L'inspiration est la quantité imprévue, la muse qui vous assaille au cœur de la nuit. La flèche vole et on n'est pas conscient d'avoir été touché, on ignore qu'une multitude de catalyseurs, étrangers les uns aux autres, nous ont clandestinement rejoint pour former un système à part, inonculant les vibrations d'un mal incurable _ une imagination brûlante _ à la fois impie et divin.
Silence. Passage des voitures. Le grondement du métro. Des oiseaux appelant l'aube. Je veux rentrer à la maison, geignais-je. Mais j'étais déjà à la maison.
Ensemble, nous riions des enfants que nous avions été ; nous jugions que j'avais été une méchante fille qui s'efforçait d'être gentille, et lui un gentil garçon qui s'efforçait d'être méchant. Au fil des années, ces rôles allaient s'inverser, puis s'inverser de nouveau, jusqu'à ce que nous arrivions à accepter notre nature double et à nous mettre en paix avec l'idée que nous renfermions des principes opposés , la lumière et l'obscurité.
La seule chose sur laquelle on peut compter, c’est le changement.

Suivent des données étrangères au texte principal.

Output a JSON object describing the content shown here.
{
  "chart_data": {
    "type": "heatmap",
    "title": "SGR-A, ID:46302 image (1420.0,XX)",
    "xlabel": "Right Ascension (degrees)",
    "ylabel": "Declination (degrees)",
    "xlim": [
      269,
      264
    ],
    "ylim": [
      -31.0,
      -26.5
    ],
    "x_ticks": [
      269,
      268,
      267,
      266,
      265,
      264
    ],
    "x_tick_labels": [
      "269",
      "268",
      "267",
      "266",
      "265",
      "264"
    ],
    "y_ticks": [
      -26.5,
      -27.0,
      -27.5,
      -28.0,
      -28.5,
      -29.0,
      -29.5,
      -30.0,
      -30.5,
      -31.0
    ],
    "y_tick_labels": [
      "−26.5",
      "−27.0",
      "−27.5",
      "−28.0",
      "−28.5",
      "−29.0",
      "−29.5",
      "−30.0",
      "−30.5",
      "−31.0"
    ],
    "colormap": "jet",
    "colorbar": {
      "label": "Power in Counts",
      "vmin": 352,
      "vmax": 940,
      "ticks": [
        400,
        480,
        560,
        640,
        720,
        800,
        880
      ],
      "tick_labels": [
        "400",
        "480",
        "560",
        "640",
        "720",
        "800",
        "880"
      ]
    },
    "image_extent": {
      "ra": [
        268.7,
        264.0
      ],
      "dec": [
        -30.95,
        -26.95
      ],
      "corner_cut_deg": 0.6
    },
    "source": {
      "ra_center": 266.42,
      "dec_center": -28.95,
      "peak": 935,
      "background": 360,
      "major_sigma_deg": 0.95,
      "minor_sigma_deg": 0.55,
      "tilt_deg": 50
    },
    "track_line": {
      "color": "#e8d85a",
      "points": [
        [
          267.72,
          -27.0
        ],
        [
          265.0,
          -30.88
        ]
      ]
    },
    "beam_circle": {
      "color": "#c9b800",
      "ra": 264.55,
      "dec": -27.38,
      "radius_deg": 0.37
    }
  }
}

Par certaines nuits spécialement claires, il m’arrivait de voir du mouvement dans les herbes. Au début, je pensais que c’était l’envol de la chouette effraie ou les grandes ailes pâles d’un papillon lune qui se déployaient et se repliaient tel un habit médiéval. Mais j’ai compris une nuit que c’étaient des êtres comme je n’en avais jamais vu, vêtus d’étranges costumes et de coiffes archaïques. Je pensais alors que je pouvais voir le blanc de leurs bonnets et, par instants, une main, en train d’attraper quelque chose, illuminée par la lune et les étoiles ou les phares d’une voiture.
Cependant, une vibration se faisait sentir, une impression d'accélération. Ça avait commencé avec la lune, ce poème inaccessible. Maintenant, des hommes avaient marché dessus, il y avait des traces de caoutchouc sur la perle des dieux. Peut-être était-ce la conscience soudaine du temps qui passe, le dernier été de la décennie. Parfois j'avais envie de dire pouce et d'arrêter tout ça. Mais arrêter quoi ? Arrêter de grandir, tout simplement, peut-être.
C'est de retour à la maison en sécurité avec mes livres.
Je suis toujours reconnaissante envers ma mère de m'avoir appris à lire.
Je suis prise d'un désir nostalgique de redevenir celle que je n'ai pas été.